Si vous regardez plus attentivement ce qui se passe aux États-Unis, vous verrez qu'il existe des tendances très puissantes, qui sont très différentes de ce que nous appellerions un déclin absolu dans la Rome antique. Commençons par la démographie, parmi les grands États en termes de part de la population mondiale, le classement aujourd'hui est la Chine numéro 1, l'Inde numéro 2, les États-Unis numéro 3. Les démographes de l'ONU qui regardent jusqu'en 2050, disent que le classement sera l'Inde numéro 1, la Chine numéro 2, et les États-Unis numéro 3. Ce qui est intéressant à ce sujet, c'est que les États-Unis sont le seul grand pays développé qui conservera son classement. L'Europe, la Russie, le Japon, tous diminueront en termes de part de la population mondiale. Les États-Unis non. Donc, démographiquement, en partie à cause des taux de fécondité et en partie à cause de l'immigration, les États-Unis continueront de jouir d'une force considérable.

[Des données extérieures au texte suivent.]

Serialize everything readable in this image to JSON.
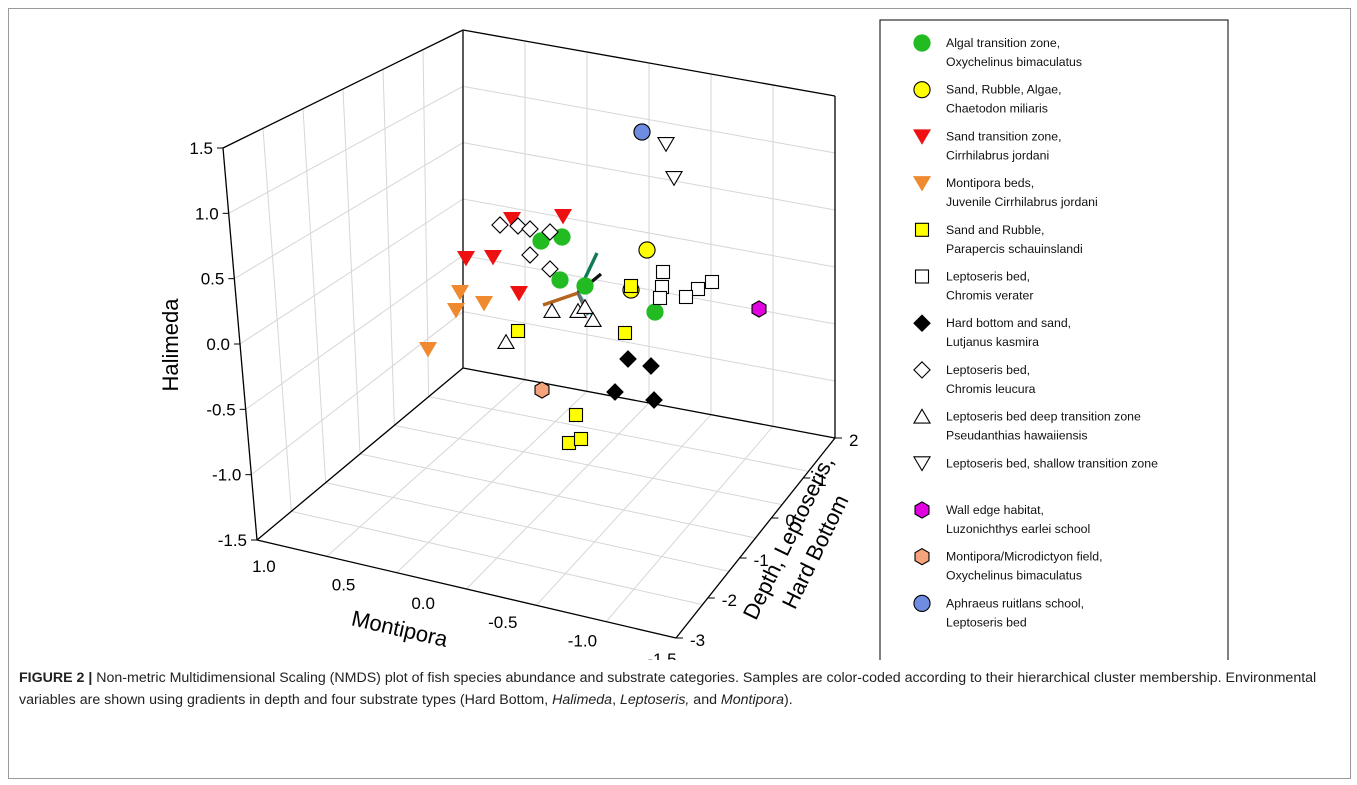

Une autre tendance favorable est l'énergie. Il y a quelques années, le consensus général était que le monde avait atteint le pic pétrolier, et que les États-Unis dépendaient de plus en plus des importations d'énergie, et que cette dépendance affaiblirait les États-Unis dans cette période de déclin. Au lieu de cela, en raison de la révolution du schiste, tant dans le gaz que dans les huiles de schiste, ce que vous voyez, c'est que l'Amérique du Nord sera probablement autosuffisante en énergie en termes d'importations dans les années 2020. Donc, voici cette vision de l'Amérique du Nord, comme étant en difficulté, en fait, si vous regardez les tendances en matière de démographie et d'énergie, tout le contraire. Ce sera une région beaucoup plus dynamique que ce que les gens réalisent. Ajoutez à cela le fait que si vous regardez la recherche et le développement, les États-Unis sont toujours le leader en recherche et développement, y compris dans certaines des technologies qui seront les plus importantes pour ce siècle. Des technologies comme la biotechnologie et la nanotechnologie, ainsi que les aspects plus récents des technologies de l'information. Les États-Unis sont toujours en tête... (Suite)
*Ce texte est une traduction par IA d'un original rédigé en anglais. Certaines traductions ou nuances peuvent être inexactes.